40 million $ worth of research data, and ze bean counters can’t see why it might be worth it to invest in some nice new reliable hardware?
But I guess spreadsheet riders are incapable of common sense :thinking:

Good for the researchers they have you to protect their data :slight_smile:

Edit for grammar…

1 Like

Cool write up my dude.

In my job I am damn thankful that my boss and others I may have to convince to get new network/server kit are very understanding.

As Donk said, the researchers are very lucky to have you around!

That’s what I would expect writing to a pool consisting of a single vdev.

Maybe 125 MB/s but 125 Mb/s is extremely slow. The single 12x 8TB vdevs pushed 3 Gb/s with netcat so I don’t think it was vdev performance related.

Yes IT is unfortunately seen as an expense around here and my department is already on the poorer side. I suspect that is because the main focus of the department is academics (undergrad and grad teaching). Other departments, especially those that are exclusively research, have much more cash and are wasteful with it.

Still, I think I’m working with one of the best departments on campus. I like the faculty I support and my co-workers are generally good to work with.

Although I will try to always stay in higher ed because I like working with faculty and research, I’m not sure I can stick around here for a decade like I thought I would be originally.

I’m glad I’ve been able to rebuild the department infrastructure from the ground up in my vision though. It has been a great opportunity to learn and has really beefed up my resume. Besides the storage cluster I’ve designed and built an Active Directory environment where there previously was nothing but local logins.

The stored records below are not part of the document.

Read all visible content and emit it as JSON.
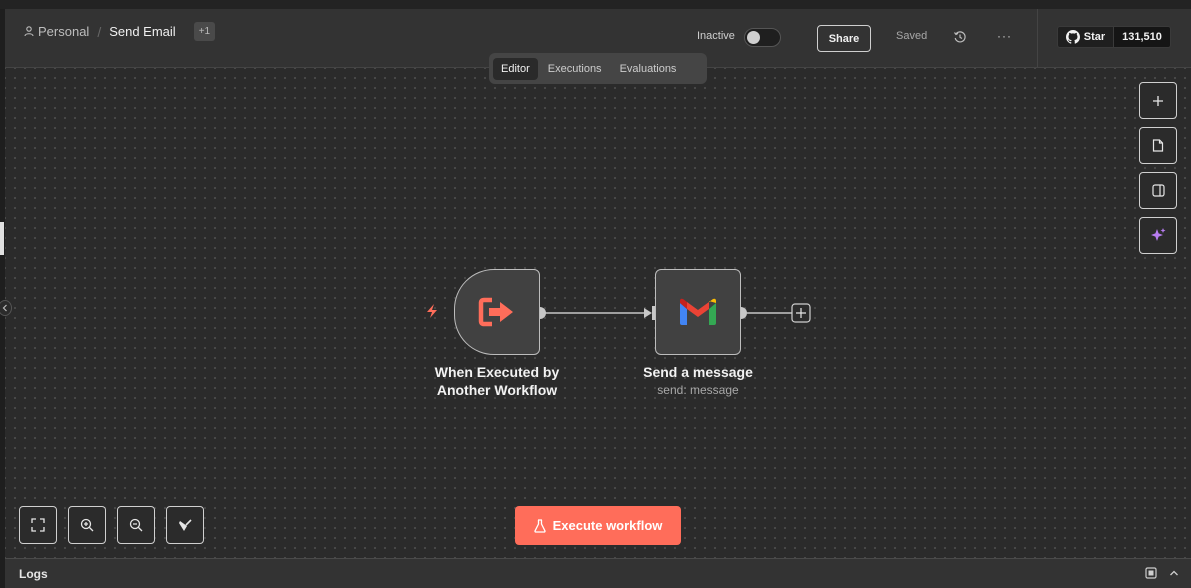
{
  "header": {
    "project": "Personal",
    "separator": "/",
    "workflow_name": "Send Email",
    "tag_count": "+1",
    "status_label": "Inactive",
    "share_label": "Share",
    "saved_label": "Saved",
    "more_label": "···",
    "github": {
      "star_label": "Star",
      "star_count": "131,510"
    }
  },
  "tabs": [
    {
      "label": "Editor",
      "active": true
    },
    {
      "label": "Executions",
      "active": false
    },
    {
      "label": "Evaluations",
      "active": false
    }
  ],
  "nodes": [
    {
      "title_line1": "When Executed by",
      "title_line2": "Another Workflow",
      "icon": "sign-in-arrow-icon"
    },
    {
      "title": "Send a message",
      "subtitle": "send: message",
      "icon": "gmail-icon"
    }
  ],
  "canvas_tools": [
    "plus-icon",
    "sticky-note-icon",
    "panel-icon",
    "ai-sparkle-icon"
  ],
  "zoom_tools": [
    "fit-view-icon",
    "zoom-in-icon",
    "zoom-out-icon",
    "tidy-up-icon"
  ],
  "execute_label": "Execute workflow",
  "logs_label": "Logs",
  "colors": {
    "accent": "#ff6d5a",
    "canvas": "#2b2b2b",
    "header": "#333333",
    "ai": "#b77cf0"
  }
}
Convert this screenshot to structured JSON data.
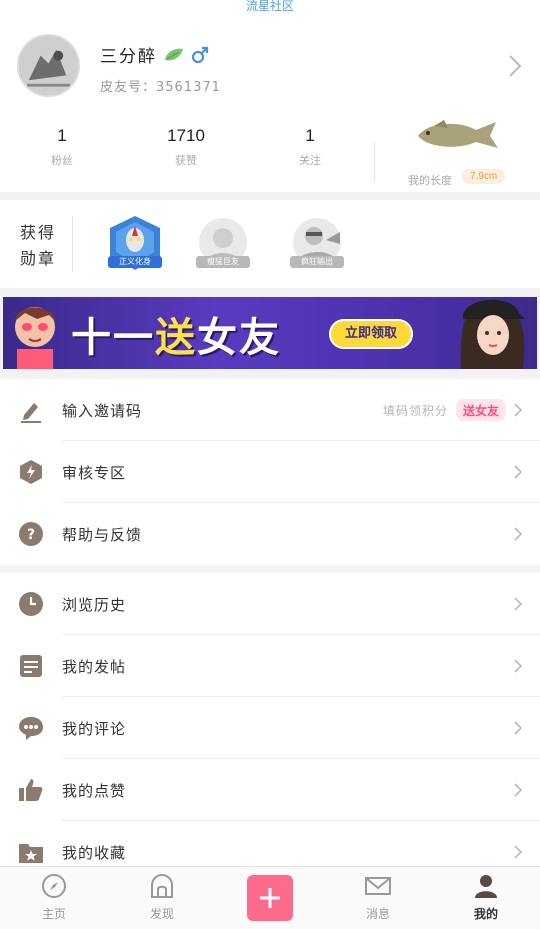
{
  "top": {
    "title": "流星社区"
  },
  "profile": {
    "username": "三分醉",
    "uid": "皮友号：3561371",
    "stats": [
      {
        "value": "1",
        "label": "粉丝"
      },
      {
        "value": "1710",
        "label": "获赞"
      },
      {
        "value": "1",
        "label": "关注"
      }
    ],
    "length": {
      "label": "我的长度",
      "value": "7.9cm"
    }
  },
  "badges": {
    "title": "获得勋章",
    "items": [
      {
        "caption": "正义化身",
        "color": "#2f6fd6"
      },
      {
        "caption": "瘦猛巨友",
        "color": "#b8b8b8"
      },
      {
        "caption": "疯狂输出",
        "color": "#b8b8b8"
      }
    ]
  },
  "banner": {
    "text_a": "十一",
    "text_b": "送",
    "text_c": "女友",
    "button": "立即领取"
  },
  "menu_group_1": [
    {
      "icon": "pen-icon",
      "label": "输入邀请码",
      "hint": "填码领积分"
    },
    {
      "icon": "lightning-shield-icon",
      "label": "审核专区"
    },
    {
      "icon": "question-circle-icon",
      "label": "帮助与反馈"
    }
  ],
  "menu_group_2": [
    {
      "icon": "clock-icon",
      "label": "浏览历史"
    },
    {
      "icon": "document-icon",
      "label": "我的发帖"
    },
    {
      "icon": "comment-bubble-icon",
      "label": "我的评论"
    },
    {
      "icon": "thumbs-up-icon",
      "label": "我的点赞"
    },
    {
      "icon": "star-folder-icon",
      "label": "我的收藏"
    }
  ],
  "tabs": [
    {
      "icon": "compass-icon",
      "label": "主页"
    },
    {
      "icon": "arch-icon",
      "label": "发现"
    },
    {
      "icon": "envelope-icon",
      "label": "消息"
    },
    {
      "icon": "person-icon",
      "label": "我的",
      "active": true
    }
  ],
  "colors": {
    "accent": "#ff6b8b",
    "icon": "#8a7b6e",
    "banner": "#4a2fa8"
  }
}
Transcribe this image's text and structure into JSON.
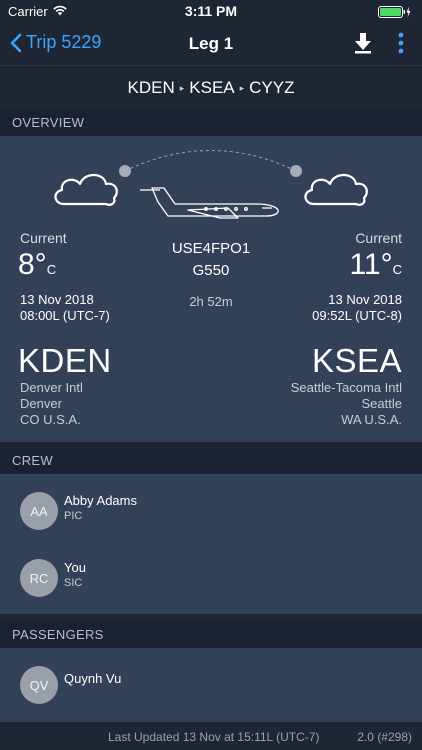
{
  "status_bar": {
    "carrier": "Carrier",
    "time": "3:11 PM"
  },
  "nav": {
    "back_label": "Trip 5229",
    "title": "Leg 1"
  },
  "route": {
    "stops": [
      "KDEN",
      "KSEA",
      "CYYZ"
    ]
  },
  "sections": {
    "overview": "OVERVIEW",
    "crew": "CREW",
    "passengers": "PASSENGERS"
  },
  "overview": {
    "departure": {
      "current_label": "Current",
      "temp_value": "8°",
      "temp_unit": "C",
      "date": "13 Nov 2018",
      "time": "08:00L (UTC-7)",
      "code": "KDEN",
      "name": "Denver Intl",
      "city": "Denver",
      "region": "CO U.S.A."
    },
    "arrival": {
      "current_label": "Current",
      "temp_value": "11°",
      "temp_unit": "C",
      "date": "13 Nov 2018",
      "time": "09:52L (UTC-8)",
      "code": "KSEA",
      "name": "Seattle-Tacoma Intl",
      "city": "Seattle",
      "region": "WA U.S.A."
    },
    "aircraft": {
      "registration": "USE4FPO1",
      "type": "G550",
      "duration": "2h 52m"
    }
  },
  "crew": [
    {
      "initials": "AA",
      "name": "Abby Adams",
      "role": "PIC"
    },
    {
      "initials": "RC",
      "name": "You",
      "role": "SIC"
    }
  ],
  "passengers": [
    {
      "initials": "QV",
      "name": "Quynh Vu"
    }
  ],
  "footer": {
    "updated": "Last Updated 13 Nov at 15:11L (UTC-7)",
    "version": "2.0 (#298)"
  },
  "colors": {
    "accent": "#3ea3ff",
    "background": "#1e2533",
    "panel": "#334158",
    "section_header": "#1a2130",
    "avatar": "#9aa0a8"
  },
  "icons": [
    "wifi-icon",
    "battery-icon",
    "chevron-left-icon",
    "download-icon",
    "more-vertical-icon",
    "cloud-icon",
    "plane-icon",
    "flight-path-icon"
  ]
}
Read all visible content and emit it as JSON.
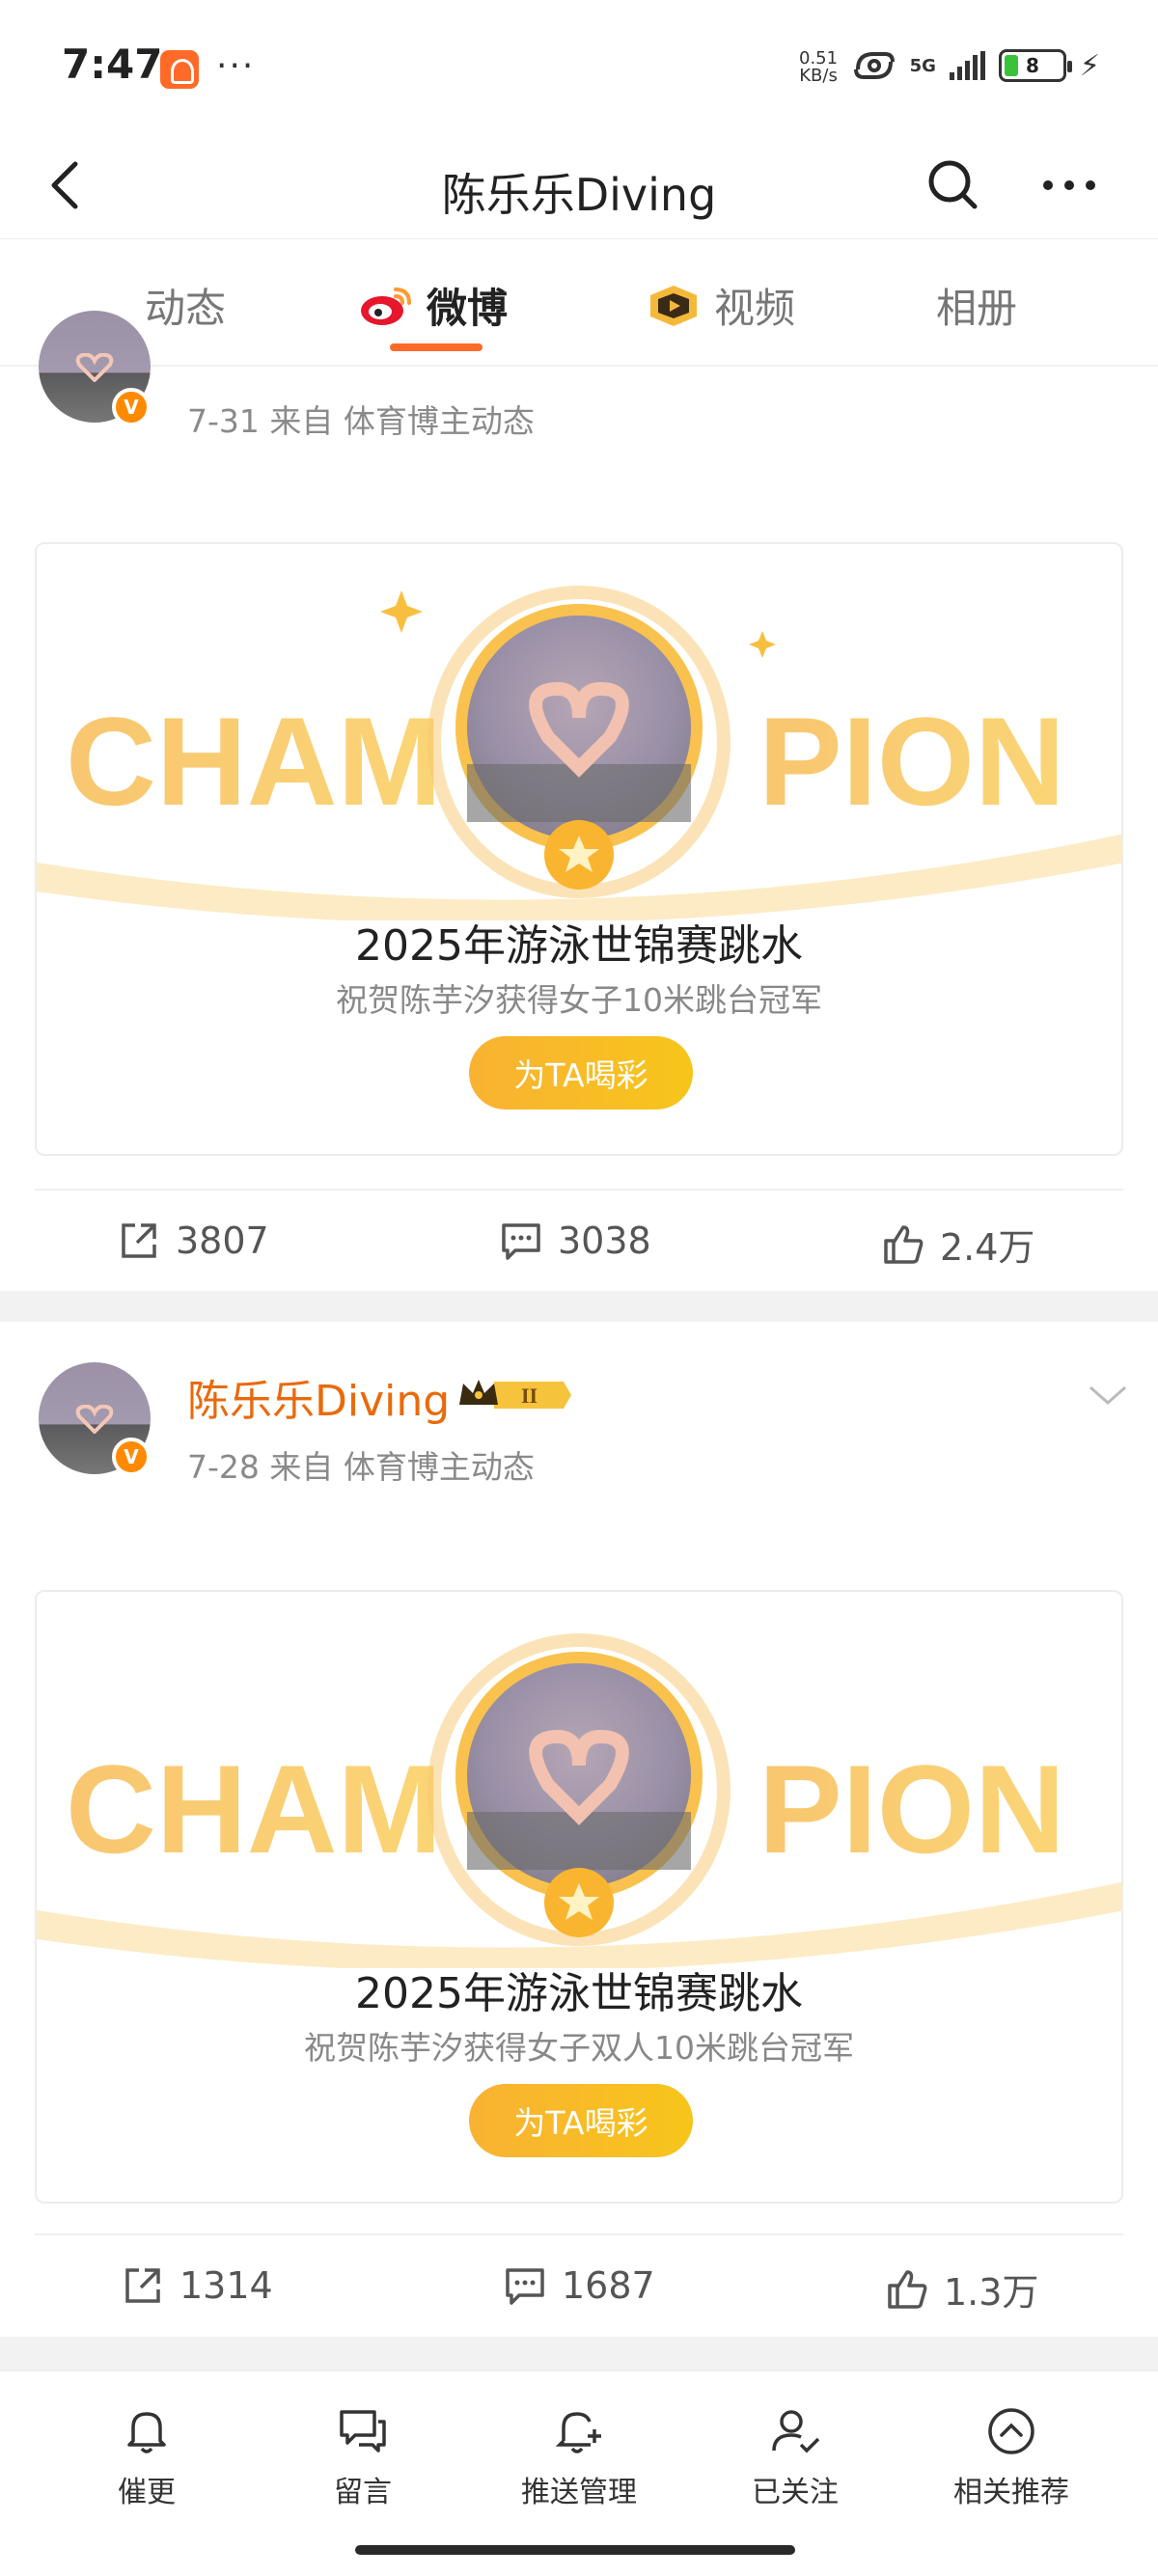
{
  "status": {
    "time": "7:47",
    "net_speed_value": "0.51",
    "net_speed_unit": "KB/s",
    "signal": "5G",
    "battery": "8"
  },
  "header": {
    "title": "陈乐乐Diving"
  },
  "tabs": [
    {
      "label": "动态",
      "active": false
    },
    {
      "label": "微博",
      "active": true
    },
    {
      "label": "视频",
      "active": false
    },
    {
      "label": "相册",
      "active": false
    }
  ],
  "posts": [
    {
      "meta": "7-31  来自 体育博主动态",
      "card_title": "2025年游泳世锦赛跳水",
      "card_sub": "祝贺陈芋汐获得女子10米跳台冠军",
      "cheer": "为TA喝彩",
      "art_left": "CHAM",
      "art_right": "PION",
      "repost": "3807",
      "comment": "3038",
      "like": "2.4万"
    },
    {
      "author": "陈乐乐Diving",
      "meta": "7-28  来自 体育博主动态",
      "card_title": "2025年游泳世锦赛跳水",
      "card_sub": "祝贺陈芋汐获得女子双人10米跳台冠军",
      "cheer": "为TA喝彩",
      "art_left": "CHAM",
      "art_right": "PION",
      "repost": "1314",
      "comment": "1687",
      "like": "1.3万"
    }
  ],
  "bottom_bar": [
    {
      "label": "催更",
      "icon": "bell-icon"
    },
    {
      "label": "留言",
      "icon": "message-icon"
    },
    {
      "label": "推送管理",
      "icon": "bell-plus-icon"
    },
    {
      "label": "已关注",
      "icon": "user-check-icon"
    },
    {
      "label": "相关推荐",
      "icon": "chevron-up-circle-icon"
    }
  ],
  "colors": {
    "accent": "#ff6a28",
    "author": "#e96a0c",
    "gold": "#f7b533"
  }
}
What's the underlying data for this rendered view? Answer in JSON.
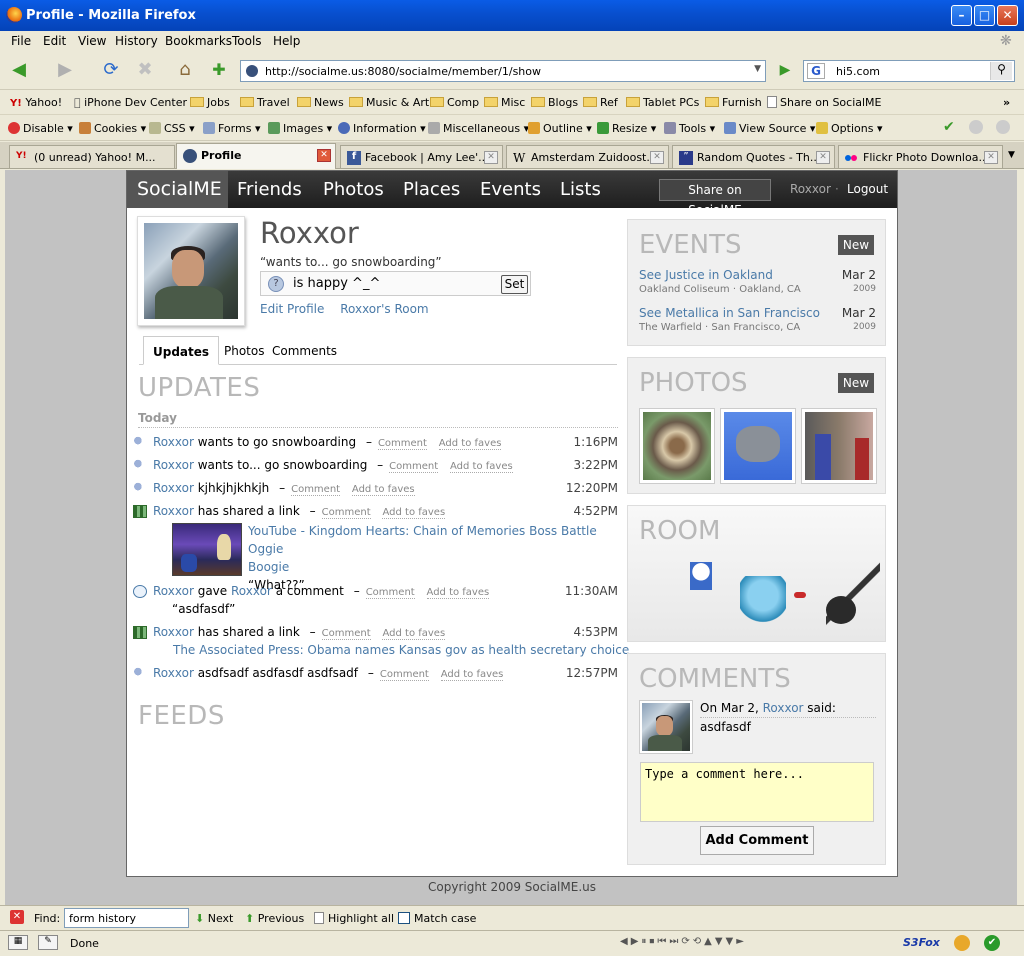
{
  "window": {
    "title": "Profile - Mozilla Firefox"
  },
  "menu": [
    "File",
    "Edit",
    "View",
    "History",
    "Bookmarks",
    "Tools",
    "Help"
  ],
  "nav": {
    "url": "http://socialme.us:8080/socialme/member/1/show",
    "search": "hi5.com",
    "search_engine": "G"
  },
  "bookmarks": [
    "Yahoo!",
    "iPhone Dev Center",
    "Jobs",
    "Travel",
    "News",
    "Music & Art",
    "Comp",
    "Misc",
    "Blogs",
    "Ref",
    "Tablet PCs",
    "Furnish",
    "Share on SocialME"
  ],
  "devbar": [
    "Disable",
    "Cookies",
    "CSS",
    "Forms",
    "Images",
    "Information",
    "Miscellaneous",
    "Outline",
    "Resize",
    "Tools",
    "View Source",
    "Options"
  ],
  "tabs": [
    "(0 unread) Yahoo! M...",
    "Profile",
    "Facebook | Amy Lee'...",
    "Amsterdam Zuidoost...",
    "Random Quotes - Th...",
    "Flickr Photo Downloa..."
  ],
  "site": {
    "logo": "SocialME",
    "nav": [
      "Friends",
      "Photos",
      "Places",
      "Events",
      "Lists"
    ],
    "share": "Share on SocialME",
    "user": "Roxxor",
    "sep": "·",
    "logout": "Logout"
  },
  "profile": {
    "name": "Roxxor",
    "status": "“wants to... go snowboarding”",
    "input_value": "is happy ^_^",
    "set": "Set",
    "edit": "Edit Profile",
    "room": "Roxxor's Room"
  },
  "ptabs": [
    "Updates",
    "Photos",
    "Comments"
  ],
  "updates": {
    "heading": "UPDATES",
    "today": "Today",
    "comment": "Comment",
    "faves": "Add to faves",
    "dash": "–",
    "items": [
      {
        "who": "Roxxor",
        "text": " wants to go snowboarding",
        "time": "1:16PM"
      },
      {
        "who": "Roxxor",
        "text": " wants to... go snowboarding",
        "time": "3:22PM"
      },
      {
        "who": "Roxxor",
        "text": " kjhkjhjkhkjh",
        "time": "12:20PM"
      },
      {
        "who": "Roxxor",
        "text": " has shared a link",
        "time": "4:52PM",
        "link": "YouTube - Kingdom Hearts: Chain of Memories Boss Battle Oggie",
        "link2": "Boogie",
        "quote": "“What??”"
      },
      {
        "who": "Roxxor",
        "pre": " gave ",
        "who2": "Roxxor",
        "text": " a comment",
        "time": "11:30AM",
        "quote": "“asdfasdf”"
      },
      {
        "who": "Roxxor",
        "text": " has shared a link",
        "time": "4:53PM",
        "link": "The Associated Press: Obama names Kansas gov as health secretary choice"
      },
      {
        "who": "Roxxor",
        "text": " asdfsadf asdfasdf asdfsadf",
        "time": "12:57PM"
      }
    ]
  },
  "feeds": {
    "heading": "FEEDS"
  },
  "events": {
    "heading": "EVENTS",
    "new": "New",
    "items": [
      {
        "title": "See Justice in Oakland",
        "where": "Oakland Coliseum · Oakland, CA",
        "date": "Mar 2",
        "year": "2009"
      },
      {
        "title": "See Metallica in San Francisco",
        "where": "The Warfield · San Francisco, CA",
        "date": "Mar 2",
        "year": "2009"
      }
    ]
  },
  "photos": {
    "heading": "PHOTOS",
    "new": "New"
  },
  "room": {
    "heading": "ROOM"
  },
  "comments": {
    "heading": "COMMENTS",
    "pre": "On Mar 2, ",
    "who": "Roxxor",
    "post": " said:",
    "text": "asdfasdf",
    "placeholder": "Type a comment here...",
    "button": "Add Comment"
  },
  "footer": "Copyright 2009 SocialME.us",
  "findbar": {
    "label": "Find:",
    "value": "form history",
    "next": "Next",
    "previous": "Previous",
    "highlight": "Highlight all",
    "match": "Match case"
  },
  "status": {
    "text": "Done",
    "s3fox": "S3Fox"
  }
}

not trying to be a dick but this books might help


Thanks for the suggestion. I already own ZFS Mastery, but I see they went down in price so maybe I should pick up the Advanced one too.

Edit: My mistake I was looking at the Kindle pricing :sweat_smile:

1 Like

It really is amazing that for $2500 in refurbished enterprise equipment and $5000 or so in drives you can build a 500TB raw storage cluster that would’ve costed half a mil in 2005. I think it is a solid testament to ZFS and open source. I give massive props to Dell too for still supporting 8 year old hardware with continued updates.